Von Petzinger spent years cataloging these symbols in Europe, visiting 52 caves in France, Spain, Italy and Portugal.
The symbols she found ranged from dots, lines, triangles, squares and zigzags to more complex shapes such as ladder shapes, hand stencils, something called a tektiform, which looks like a pillar with a roof, and feather shapes called a penniform.”
She discovered 32 signs found across the continent, carved and painted over a very long period of time. “Over tens of thousands of years, our ancestors seem to have been remarkably consistent in the symbols they used.”
Von Petzinger sees this system as the result of the migration of modern humans to Europe from Africa. “It doesn’t feel like the beginning of a brand new invention,” she writes in her book, The First Signs: Unraveling the Mysteries of the World’s Oldest Symbols.
Genevieve von Petzinger describes this early system of communication by means of abstract signs as the forerunner of the “global information exchange network” in the modern world.
“We have relied on the mental achievements of those who have come before us for so long,” she says, “that it is easy to forget that certain abilities existed long before the formal written records we recognize.”
These symbols traveled: they are found not only in caves, but also engraved on the teeth of a deer, strung on an ancient necklace.

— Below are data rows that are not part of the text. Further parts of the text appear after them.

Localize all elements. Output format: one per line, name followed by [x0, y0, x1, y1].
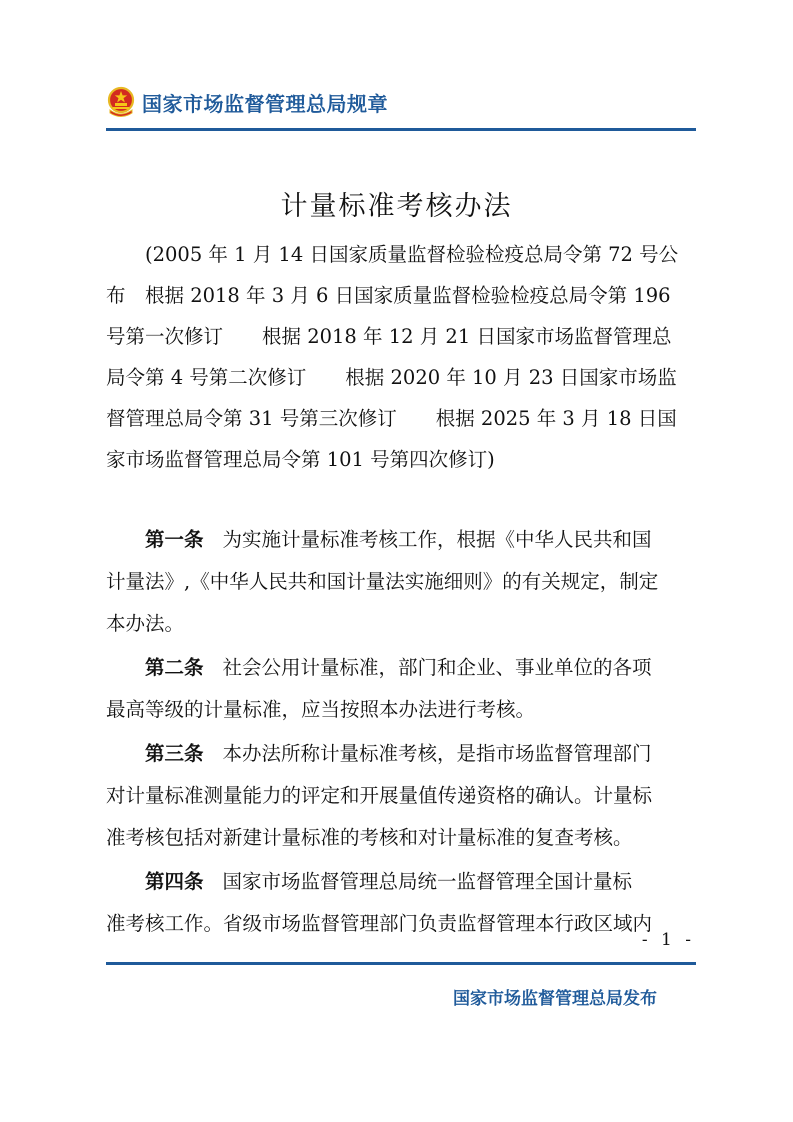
article-2-first-line	[106, 647, 696, 689]
preamble-line: (2005 年 1 月 14 日国家质量监督检验检疫总局令第 72 号公	[145, 243, 679, 266]
page-number: - 1 -	[641, 930, 695, 950]
header-divider	[106, 128, 696, 131]
article-label: 第二条	[145, 656, 204, 679]
article-text: 本办法所称计量标准考核，是指市场监督管理部门	[222, 742, 652, 765]
article-line: 对计量标准测量能力的评定和开展量值传递资格的确认。计量标	[106, 784, 653, 807]
preamble-line: 督管理总局令第 31 号第三次修订 根据 2025 年 3 月 18 日国	[106, 407, 677, 430]
article-text: 国家市场监督管理总局统一监督管理全国计量标	[222, 870, 633, 893]
preamble-line: 家市场监督管理总局令第 101 号第四次修订)	[106, 448, 495, 471]
footer-publisher: 国家市场监督管理总局发布	[453, 989, 657, 1009]
article-1-first-line	[106, 519, 696, 561]
preamble-line: 号第一次修订 根据 2018 年 12 月 21 日国家市场监督管理总	[106, 325, 672, 348]
article-4-first-line	[106, 861, 696, 903]
article-line: 计量法》,《中华人民共和国计量法实施细则》的有关规定，制定	[106, 570, 659, 593]
article-3-first-line	[106, 733, 696, 775]
preamble-line: 局令第 4 号第二次修订 根据 2020 年 10 月 23 日国家市场监	[106, 366, 677, 389]
article-label: 第三条	[145, 742, 204, 765]
document-title: 计量标准考核办法	[280, 191, 513, 222]
article-line: 准考核包括对新建计量标准的考核和对计量标准的复查考核。	[106, 826, 633, 849]
national-emblem-icon	[106, 86, 136, 118]
article-text: 为实施计量标准考核工作，根据《中华人民共和国	[222, 528, 652, 551]
document-body	[106, 519, 696, 945]
document-preamble	[106, 234, 696, 480]
article-line: 最高等级的计量标准，应当按照本办法进行考核。	[106, 698, 536, 721]
article-label: 第四条	[145, 870, 204, 893]
article-label: 第一条	[145, 528, 204, 551]
article-line: 本办法。	[106, 612, 185, 635]
article-text: 社会公用计量标准，部门和企业、事业单位的各项	[222, 656, 652, 679]
article-line: 准考核工作。省级市场监督管理部门负责监督管理本行政区域内	[106, 912, 653, 935]
footer-divider	[106, 962, 696, 965]
header-title: 国家市场监督管理总局规章	[142, 92, 388, 116]
preamble-line: 布 根据 2018 年 3 月 6 日国家质量监督检验检疫总局令第 196	[106, 284, 671, 307]
page-header	[106, 84, 696, 120]
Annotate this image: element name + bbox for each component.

Genevieve von Petzinger believes that “simple forms represent a fundamental shift in the mental faculties of our ancestors” towards the use of abstract symbols for communication.
Her research “suggests that the cognitive mechanisms required for the development of cave and rock art are likely similar to those used to express the symbolic thinking required for language.”
In other words, according to her theory, “cave and rock art is a modality (is a linguistic universal) of linguistic expression.”
And the symbols surrounding this art may represent the development of this form of communication – it is the very first writing system used by early people around the world for tens of thousands of years.